Kondisi kereta cepat Jakarta-Bandung itu simpel:
JEPANG:
1. Jaminan pemerintah. Haik, kami butuh pemelintah dukung ini ployek, aligato.
2. Nilai proyek 6,2 milyar dollar (86,8 trilyun)
3. Dikasih pinjaman tenor 40 tahun, bunga 0,5%
4. Studi kelayakan sudah dilakukan 3 tahun sebelumnya, menghabiskan 35 milyar duit Jepang sendiri.
5. Tidak ada klausul transfer teknologi
CHINA:
1. Jaminan tidak akan membebani pemerintah.

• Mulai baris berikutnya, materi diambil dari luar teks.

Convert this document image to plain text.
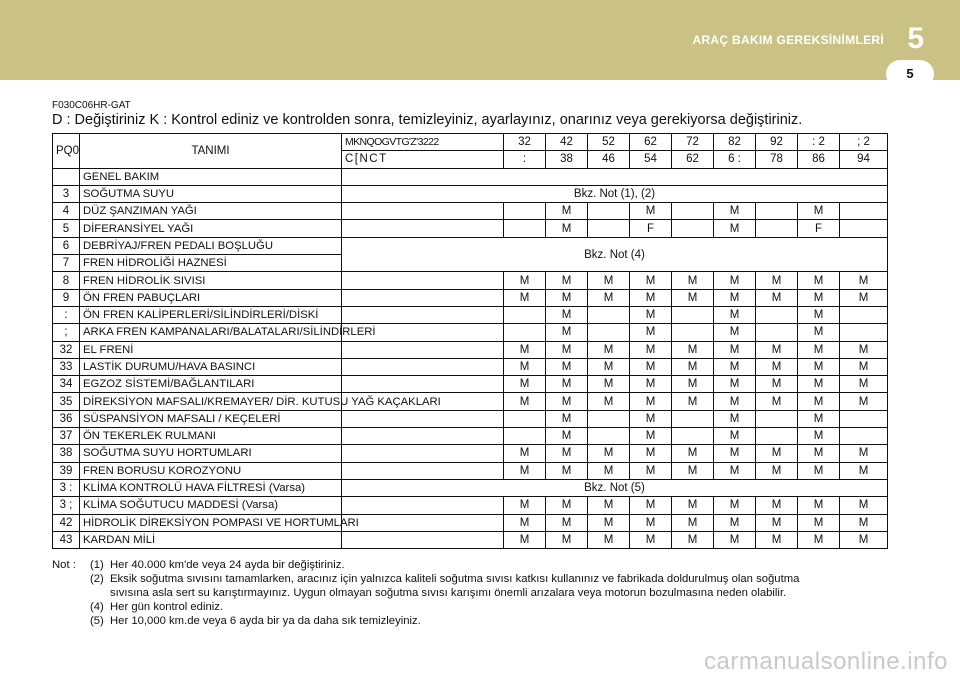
ARAÇ BAKIM GEREKSİNİMLERİ 5
5
F030C06HR-GAT
D : Değiştiriniz K : Kontrol ediniz ve kontrolden sonra, temizleyiniz, ayarlayınız, onarınız veya gerekiyorsa değiştiriniz.
PQ0	TANIMI	MKNQOGVTG'Z'3222	32	42	52	62	72	82	92	: 2	; 2
		C[NCT	:	38	46	54	62	6 :	78	86	94
	GENEL BAKIM										
3	SOĞUTMA SUYU	Bkz. Not (1), (2)									
4	DÜZ ŞANZIMAN YAĞI			M		M		M		M	
5	DİFERANSİYEL YAĞI			M		F		M		F	
6	DEBRİYAJ/FREN PEDALI BOŞLUĞU	Bkz. Not (4)									
7	FREN HİDROLİĞİ HAZNESİ										
8	FREN HİDROLİK SIVISI		M	M	M	M	M	M	M	M	M
9	ÖN FREN PABUÇLARI		M	M	M	M	M	M	M	M	M
:	ÖN FREN KALİPERLERİ/SİLİNDİRLERİ/DİSKİ			M		M		M		M	
;	ARKA FREN KAMPANALARI/BALATALARI/SİLİNDİRLERİ			M		M		M		M	
32	EL FRENİ		M	M	M	M	M	M	M	M	M
33	LASTİK DURUMU/HAVA BASINCI		M	M	M	M	M	M	M	M	M
34	EGZOZ SİSTEMİ/BAĞLANTILARI		M	M	M	M	M	M	M	M	M
35	DİREKSİYON MAFSALI/KREMAYER/ DİR. KUTUSU YAĞ KAÇAKLARI		M	M	M	M	M	M	M	M	M
36	SÜSPANSİYON MAFSALI / KEÇELERİ			M		M		M		M	
37	ÖN TEKERLEK RULMANI			M		M		M		M	
38	SOĞUTMA SUYU HORTUMLARI		M	M	M	M	M	M	M	M	M
39	FREN BORUSU KOROZYONU		M	M	M	M	M	M	M	M	M
3 :	KLİMA KONTROLÜ HAVA FİLTRESİ (Varsa)	Bkz. Not (5)									
3 ;	KLİMA SOĞUTUCU MADDESİ (Varsa)		M	M	M	M	M	M	M	M	M
42	HİDROLİK DİREKSİYON POMPASI VE HORTUMLARI		M	M	M	M	M	M	M	M	M
43	KARDAN MİLİ		M	M	M	M	M	M	M	M	M
Not :	(1) Her 40.000 km'de veya 24 ayda bir değiştiriniz.
(2) Eksik soğutma sıvısını tamamlarken, aracınız için yalnızca kaliteli soğutma sıvısı katkısı kullanınız ve fabrikada doldurulmuş olan soğutma
sıvısına asla sert su karıştırmayınız. Uygun olmayan soğutma sıvısı karışımı önemli arızalara veya motorun bozulmasına neden olabilir.
(4) Her gün kontrol ediniz.
(5) Her 10,000 km.de veya 6 ayda bir ya da daha sık temizleyiniz.
carmanualsonline.info
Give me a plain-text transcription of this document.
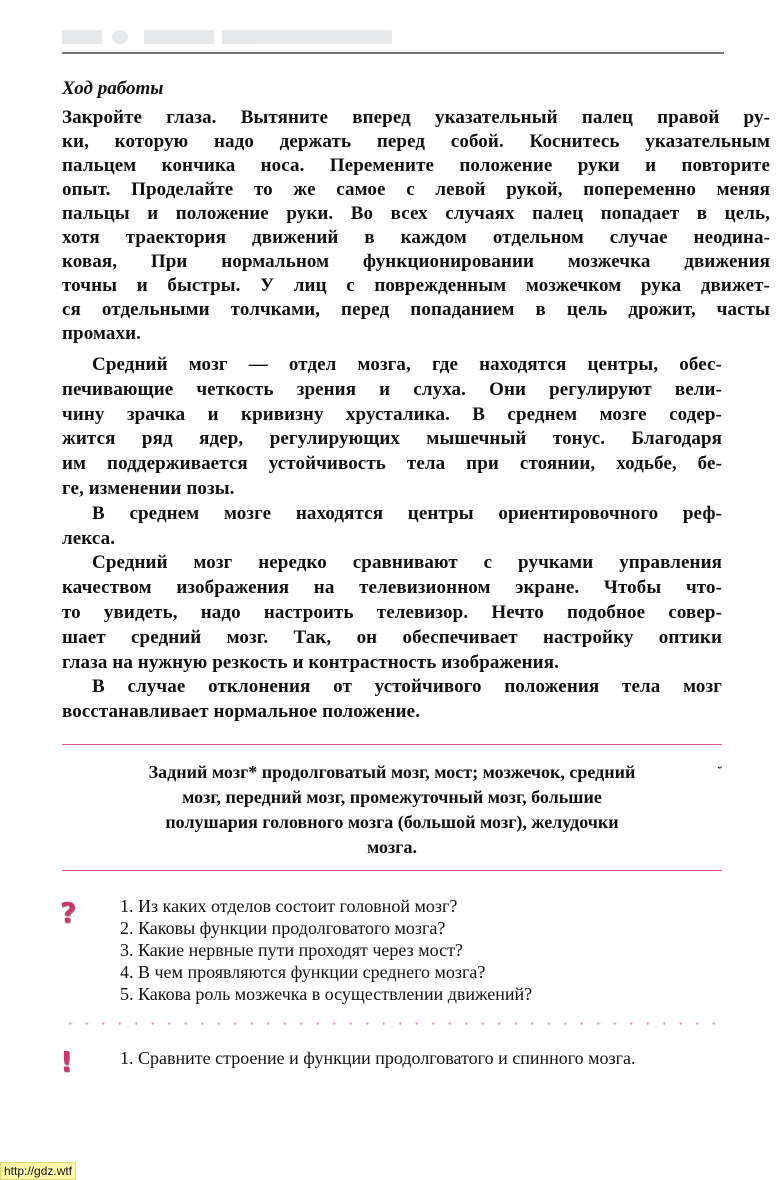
Ход работы
Закройте глаза. Вытяните вперед указательный палец правой ру-
ки, которую надо держать перед собой. Коснитесь указательным
пальцем кончика носа. Перемените положение руки и повторите
опыт. Проделайте то же самое с левой рукой, попеременно меняя
пальцы и положение руки. Во всех случаях палец попадает в цель,
хотя траектория движений в каждом отдельном случае неодина-
ковая, При нормальном функционировании мозжечка движения
точны и быстры. У лиц с поврежденным мозжечком рука движет-
ся отдельными толчками, перед попаданием в цель дрожит, часты
промахи.
Средний мозг — отдел мозга, где находятся центры, обес-
печивающие четкость зрения и слуха. Они регулируют вели-
чину зрачка и кривизну хрусталика. В среднем мозге содер-
жится ряд ядер, регулирующих мышечный тонус. Благодаря
им поддерживается устойчивость тела при стоянии, ходьбе, бе-
ге, изменении позы.
В среднем мозге находятся центры ориентировочного реф-
лекса.
Средний мозг нередко сравнивают с ручками управления
качеством изображения на телевизионном экране. Чтобы что-
то увидеть, надо настроить телевизор. Нечто подобное совер-
шает средний мозг. Так, он обеспечивает настройку оптики
глаза на нужную резкость и контрастность изображения.
В случае отклонения от устойчивого положения тела мозг
восстанавливает нормальное положение.
˘
Задний мозг* продолговатый мозг, мост; мозжечок, средний
мозг, передний мозг, промежуточный мозг, большие
полушария головного мозга (большой мозг), желудочки
мозга.
? 1. Из каких отделов состоит головной мозг?
2. Каковы функции продолговатого мозга?
3. Какие нервные пути проходят через мост?
4. В чем проявляются функции среднего мозга?
5. Какова роль мозжечка в осуществлении движений?
!	1. Сравните строение и функции продолговатого и спинного мозга.
http://gdz.wtf
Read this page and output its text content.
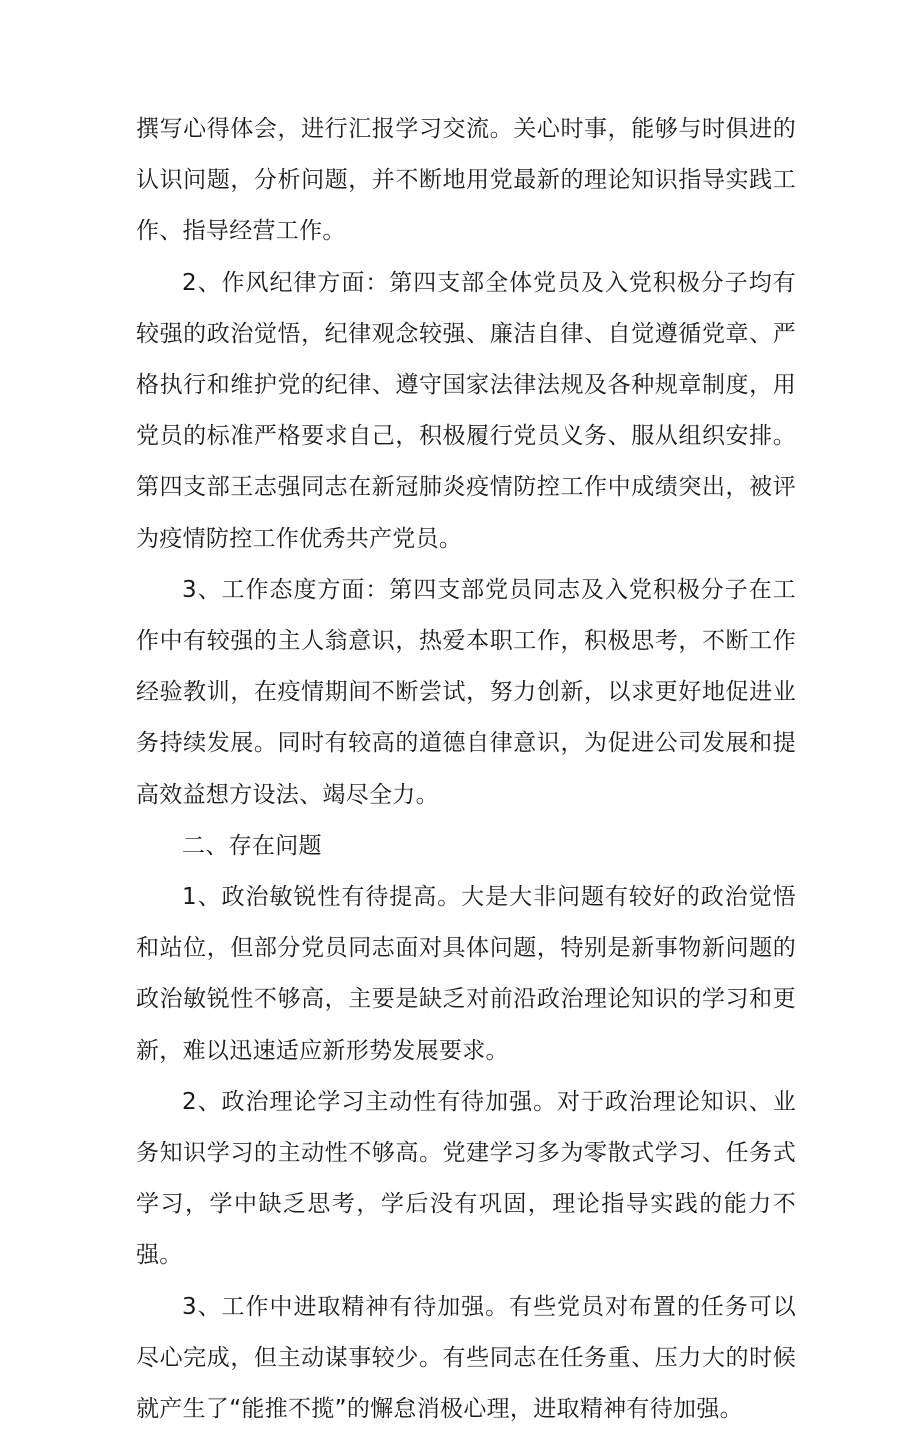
撰写心得体会，进行汇报学习交流。关心时事，能够与时俱进的认识问题，分析问题，并不断地用党最新的理论知识指导实践工作、指导经营工作。

2、作风纪律方面：第四支部全体党员及入党积极分子均有较强的政治觉悟，纪律观念较强、廉洁自律、自觉遵循党章、严格执行和维护党的纪律、遵守国家法律法规及各种规章制度，用党员的标准严格要求自己，积极履行党员义务、服从组织安排。第四支部王志强同志在新冠肺炎疫情防控工作中成绩突出，被评为疫情防控工作优秀共产党员。

3、工作态度方面：第四支部党员同志及入党积极分子在工作中有较强的主人翁意识，热爱本职工作，积极思考，不断工作经验教训，在疫情期间不断尝试，努力创新，以求更好地促进业务持续发展。同时有较高的道德自律意识，为促进公司发展和提高效益想方设法、竭尽全力。

二、存在问题

1、政治敏锐性有待提高。大是大非问题有较好的政治觉悟和站位，但部分党员同志面对具体问题，特别是新事物新问题的政治敏锐性不够高，主要是缺乏对前沿政治理论知识的学习和更新，难以迅速适应新形势发展要求。

2、政治理论学习主动性有待加强。对于政治理论知识、业务知识学习的主动性不够高。党建学习多为零散式学习、任务式学习，学中缺乏思考，学后没有巩固，理论指导实践的能力不强。

3、工作中进取精神有待加强。有些党员对布置的任务可以尽心完成，但主动谋事较少。有些同志在任务重、压力大的时候就产生了“能推不揽”的懈怠消极心理，进取精神有待加强。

Haiya, kami jamin, kowe kagak bakal pusing, ini b2b hloh.
2. Nilai proyek 5,5 milyar dollar (77 trilyun)
3. Dikasih pinjaman tenor 40 tahun, bunga 2%
4. Studi kelayakan, mbuh. Tiba2 datang, tiba2 nyalip.
5. Ada transfer teknologi, entahlah apa spesifiknya. Seolah bangun rel beginian insinyur Indonesia dianggap tdk mampu.
Kondisi 2021:
1. Proyek membengkak 8 milyar dollar (114 trilyun), pembangunan molor. Target selesai 2018. Mungkin gara2 study awal nggak jelas, jadilah baru nyadar, ada cacing kremi di tanah, ada sarang jangkrik di lintasan, budget membengkak.
2. Swasta yang membangun kondisi keuangannya hancur lebur. Bayar bunga selama konstruksi saja ngos-ngosan.
3. Stasiun sampai Padalarang (itu masih juauuh dari Bandung). Menuju Bandung, nanti nyambung kereta reguler. Haiyaaa, celdas banget owe. Semoga besok2 disambungkan ke Bandung, itupun di tegalluar.
Solusi:
1. Teruskan pembangunan, talangi pakai duit APBN
2. Biarkan saja mangkrak, toh ini kan b2b. Swasta gitu loh, nggak ada urusannya sama pemerintah
Implikasi Jika dibantu APBN:
1. Sekali APBN terbenam diproyek ini, maka lagi, lagi, dan lagi APBN akan dibenamkan. Nanti nyambungin Padalarang - Bandung, APBN. Tiba2 membengkak lagi, talangi lagi
2. Tiket penumpang nanti disubsidi juga sama APBN dong. Harus. Kudu. Kagak disubsidi, kan nanggung, bangunnya sudah ditalangi. Nanti uang APBN nggak balik, jadi tambah lagi duit di sana. Haiyaa, itu logika kok ajaib hloh.
Implikasi jika tidak dibantu:
1. Swasta yg bangun, bangkrut, dipailitkan
2. China invest, saham swasta lokal terdilusi, jika diijinkan 100% kereta ini bisa dimiliki China
3. Jika kita nolak china invest, karena kereta tdk bisa 100% milik asing, tuntut-menuntut pasti. Tapi ehem, namanya swasta, biarin saja toh. BUMN bangkrut saja biarin saja katanya. Tutup.
Fakta yang terlupakan:
1. Menhub Jonan dulu menolak proyek kereta cepat ini. Dia pakar kereta loh. Kamu kira pakar kereta itu kayak komisaris yang itu sekarang? Halu! Seharusnya Menhub dulu didengerin, bukan malah digeser
2. B2B itu bohong. Business to business, swasta. Karena pada kenyataannya, ini BUMN to BUMN, ternyata maksudnya B2B itu BUMN to BUMN. Ambyar. Di Indonesia itu, BUMN ambyar, talangi!
3. Proyek ini adalah pencitraan tingkat tinggi. Buat apa sih ada kereta cepat Jakarta-Bandung? Harusnya dulu bikin saja kereta cepat Jakarta-Depok dulu.
Terakhir: mereka sebenarnya tahuuu sekali semua poin-poin ini. Tapi memang, gengsi dan pencitraan itu bisa bikin buta logika. Lihatlah, Garuda sampai hari ini terus mau diselamatkan. Gengsi. Padahal negara-negara maju, sudah sejak jaman dulu tidak punya lagi maskapai nasional.
Kalau kamu nanya saya, maka simpel: silahkan China yang pusing di proyek kereta cepat ini. Toh duitnya dari mereka. Selesai. Mau mangkrak, mau apapun, woii, KADRUN, itu proyek swasta! B2B! Emang lu kira kayak Candi Hambalang apa?